The estrogen-related products used to treat hot flashes and other symptoms for decades will no longer carry a warning label about cardiovascular disease, breast cancer and probable dementia.

The warning will not be removed for the risk of endometrial cancer for systemic estrogen-alone products.

“Today, we are standing up for every woman who has symptoms of menopause and is looking to know her options and receive potentially life-changing treatment,” Kennedy said in a statement.

“For more than two decades, bad science and bureaucratic inertia have resulted in women and physicians having an incomplete view of HRT,” he added. “We are returning to evidence-based medicine and giving women control over their health again.”

As women experience menopause in their forties and fifties, their ovaries produce less of the sex- and reproductive-regulating hormones estrogen and progesterone.

Hormone replacement therapy products can restore declining hormones and relieve uncomfortable symtpoms, including night sweats and bone loss.

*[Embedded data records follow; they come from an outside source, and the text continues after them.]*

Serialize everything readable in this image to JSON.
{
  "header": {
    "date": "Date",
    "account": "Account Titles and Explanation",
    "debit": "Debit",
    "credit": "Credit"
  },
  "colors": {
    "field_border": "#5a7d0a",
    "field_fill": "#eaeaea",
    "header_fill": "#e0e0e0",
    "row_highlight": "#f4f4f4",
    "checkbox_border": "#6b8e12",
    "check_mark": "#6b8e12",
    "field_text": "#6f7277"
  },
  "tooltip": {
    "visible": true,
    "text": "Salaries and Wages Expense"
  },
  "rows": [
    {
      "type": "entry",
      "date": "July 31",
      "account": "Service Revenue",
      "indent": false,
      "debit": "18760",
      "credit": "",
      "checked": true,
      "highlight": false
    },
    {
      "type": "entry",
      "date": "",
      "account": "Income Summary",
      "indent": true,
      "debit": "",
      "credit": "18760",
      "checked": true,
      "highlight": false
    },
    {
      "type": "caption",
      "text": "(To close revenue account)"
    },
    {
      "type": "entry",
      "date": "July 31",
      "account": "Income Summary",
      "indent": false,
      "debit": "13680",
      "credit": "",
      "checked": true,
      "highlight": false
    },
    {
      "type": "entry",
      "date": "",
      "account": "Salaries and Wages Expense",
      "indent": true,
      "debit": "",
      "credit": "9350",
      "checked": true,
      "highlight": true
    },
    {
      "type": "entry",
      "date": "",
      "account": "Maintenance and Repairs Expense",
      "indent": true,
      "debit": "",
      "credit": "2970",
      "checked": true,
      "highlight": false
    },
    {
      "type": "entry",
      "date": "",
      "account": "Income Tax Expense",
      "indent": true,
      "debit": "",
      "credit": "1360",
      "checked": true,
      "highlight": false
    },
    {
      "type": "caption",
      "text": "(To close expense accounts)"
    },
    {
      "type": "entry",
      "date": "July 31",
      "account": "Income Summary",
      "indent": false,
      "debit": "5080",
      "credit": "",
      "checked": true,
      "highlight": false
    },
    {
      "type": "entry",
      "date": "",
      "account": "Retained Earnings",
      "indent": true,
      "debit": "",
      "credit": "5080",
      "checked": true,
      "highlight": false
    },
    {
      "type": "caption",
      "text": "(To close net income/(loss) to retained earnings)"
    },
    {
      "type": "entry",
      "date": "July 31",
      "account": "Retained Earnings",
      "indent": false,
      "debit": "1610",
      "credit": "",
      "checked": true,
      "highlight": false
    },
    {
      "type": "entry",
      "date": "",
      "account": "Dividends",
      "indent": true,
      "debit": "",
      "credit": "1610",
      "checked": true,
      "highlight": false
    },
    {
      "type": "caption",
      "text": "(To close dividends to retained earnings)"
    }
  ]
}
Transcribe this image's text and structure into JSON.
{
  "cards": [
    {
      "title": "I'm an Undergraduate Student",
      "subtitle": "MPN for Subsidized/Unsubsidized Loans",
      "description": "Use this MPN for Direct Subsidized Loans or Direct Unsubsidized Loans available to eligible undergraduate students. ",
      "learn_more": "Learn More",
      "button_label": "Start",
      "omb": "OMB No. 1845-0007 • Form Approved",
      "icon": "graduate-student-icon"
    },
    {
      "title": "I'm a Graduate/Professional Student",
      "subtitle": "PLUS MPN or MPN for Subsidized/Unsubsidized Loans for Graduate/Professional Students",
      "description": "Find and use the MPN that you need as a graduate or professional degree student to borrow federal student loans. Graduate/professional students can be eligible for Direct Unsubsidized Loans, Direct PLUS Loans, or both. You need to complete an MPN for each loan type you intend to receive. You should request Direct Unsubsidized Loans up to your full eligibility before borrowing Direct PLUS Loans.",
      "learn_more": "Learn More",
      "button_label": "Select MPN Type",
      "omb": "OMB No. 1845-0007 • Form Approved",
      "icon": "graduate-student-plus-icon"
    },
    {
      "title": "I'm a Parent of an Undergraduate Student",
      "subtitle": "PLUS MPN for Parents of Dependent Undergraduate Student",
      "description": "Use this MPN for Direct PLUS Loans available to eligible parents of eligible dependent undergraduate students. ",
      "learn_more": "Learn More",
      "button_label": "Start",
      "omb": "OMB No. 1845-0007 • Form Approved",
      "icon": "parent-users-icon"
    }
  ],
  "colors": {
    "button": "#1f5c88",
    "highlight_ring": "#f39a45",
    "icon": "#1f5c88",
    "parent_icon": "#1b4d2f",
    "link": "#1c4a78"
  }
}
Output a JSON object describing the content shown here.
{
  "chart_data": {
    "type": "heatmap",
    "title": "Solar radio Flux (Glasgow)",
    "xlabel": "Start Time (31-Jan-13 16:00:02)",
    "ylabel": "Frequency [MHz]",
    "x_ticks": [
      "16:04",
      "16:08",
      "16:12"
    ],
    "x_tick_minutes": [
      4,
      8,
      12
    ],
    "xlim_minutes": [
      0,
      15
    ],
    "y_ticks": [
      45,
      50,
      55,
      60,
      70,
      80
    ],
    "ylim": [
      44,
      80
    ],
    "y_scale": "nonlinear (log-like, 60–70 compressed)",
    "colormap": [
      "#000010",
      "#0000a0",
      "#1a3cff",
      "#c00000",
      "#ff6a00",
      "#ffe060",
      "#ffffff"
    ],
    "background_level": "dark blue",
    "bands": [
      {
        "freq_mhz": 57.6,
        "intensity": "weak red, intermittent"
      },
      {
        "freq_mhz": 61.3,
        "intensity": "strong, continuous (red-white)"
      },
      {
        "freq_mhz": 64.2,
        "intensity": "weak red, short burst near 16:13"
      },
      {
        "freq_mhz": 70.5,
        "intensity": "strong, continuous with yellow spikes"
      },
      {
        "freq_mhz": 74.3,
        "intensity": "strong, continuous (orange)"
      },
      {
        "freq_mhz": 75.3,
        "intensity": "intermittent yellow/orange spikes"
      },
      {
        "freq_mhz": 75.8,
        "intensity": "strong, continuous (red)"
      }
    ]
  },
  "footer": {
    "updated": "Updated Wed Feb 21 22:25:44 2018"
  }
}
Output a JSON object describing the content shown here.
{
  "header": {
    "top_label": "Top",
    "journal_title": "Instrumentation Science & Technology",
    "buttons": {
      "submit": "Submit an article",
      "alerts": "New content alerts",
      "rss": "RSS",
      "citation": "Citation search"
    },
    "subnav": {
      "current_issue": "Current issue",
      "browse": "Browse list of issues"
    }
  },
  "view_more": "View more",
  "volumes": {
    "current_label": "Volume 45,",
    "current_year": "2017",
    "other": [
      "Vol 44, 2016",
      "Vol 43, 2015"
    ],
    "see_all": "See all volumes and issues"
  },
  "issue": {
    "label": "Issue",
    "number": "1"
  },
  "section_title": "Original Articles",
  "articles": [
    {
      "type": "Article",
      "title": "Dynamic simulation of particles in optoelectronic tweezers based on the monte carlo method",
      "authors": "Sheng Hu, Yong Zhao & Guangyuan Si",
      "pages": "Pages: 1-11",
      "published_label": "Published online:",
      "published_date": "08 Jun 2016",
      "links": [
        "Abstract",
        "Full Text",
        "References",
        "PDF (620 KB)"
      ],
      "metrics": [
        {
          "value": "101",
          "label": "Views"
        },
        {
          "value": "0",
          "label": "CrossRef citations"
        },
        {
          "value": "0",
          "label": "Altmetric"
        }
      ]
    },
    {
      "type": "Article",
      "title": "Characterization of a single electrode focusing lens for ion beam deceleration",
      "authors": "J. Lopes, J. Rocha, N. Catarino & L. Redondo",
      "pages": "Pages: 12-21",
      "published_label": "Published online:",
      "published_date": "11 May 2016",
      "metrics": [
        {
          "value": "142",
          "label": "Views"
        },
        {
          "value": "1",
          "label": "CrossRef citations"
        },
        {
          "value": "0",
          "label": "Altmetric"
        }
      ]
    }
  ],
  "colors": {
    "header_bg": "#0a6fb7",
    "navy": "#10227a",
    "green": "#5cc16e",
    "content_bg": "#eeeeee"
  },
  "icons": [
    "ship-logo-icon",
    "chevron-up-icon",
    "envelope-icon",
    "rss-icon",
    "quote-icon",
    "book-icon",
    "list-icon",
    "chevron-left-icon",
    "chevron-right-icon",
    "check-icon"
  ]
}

But Kennedy and FDA Commissioner Marty Makary said that the labels had scared women off from the treatment.

“Tragically, tens of millions of women have been denied the life-changing and long-term health benefits of hormone replacement therapy because of a medical dogma rooted in a distortion of risk,” said Makary.

Monday’s announcement comes following an expert literature review conducted in July. The FDA is now working with drugmakers to update and reprint labels.

The FDA also said it had approved two new drugs to expand treatment options for menopausal symptoms, including a generic version of Premarin and a non-hormonal medication to treat hot flashes and other symptoms related to blood vessels widening and constricting.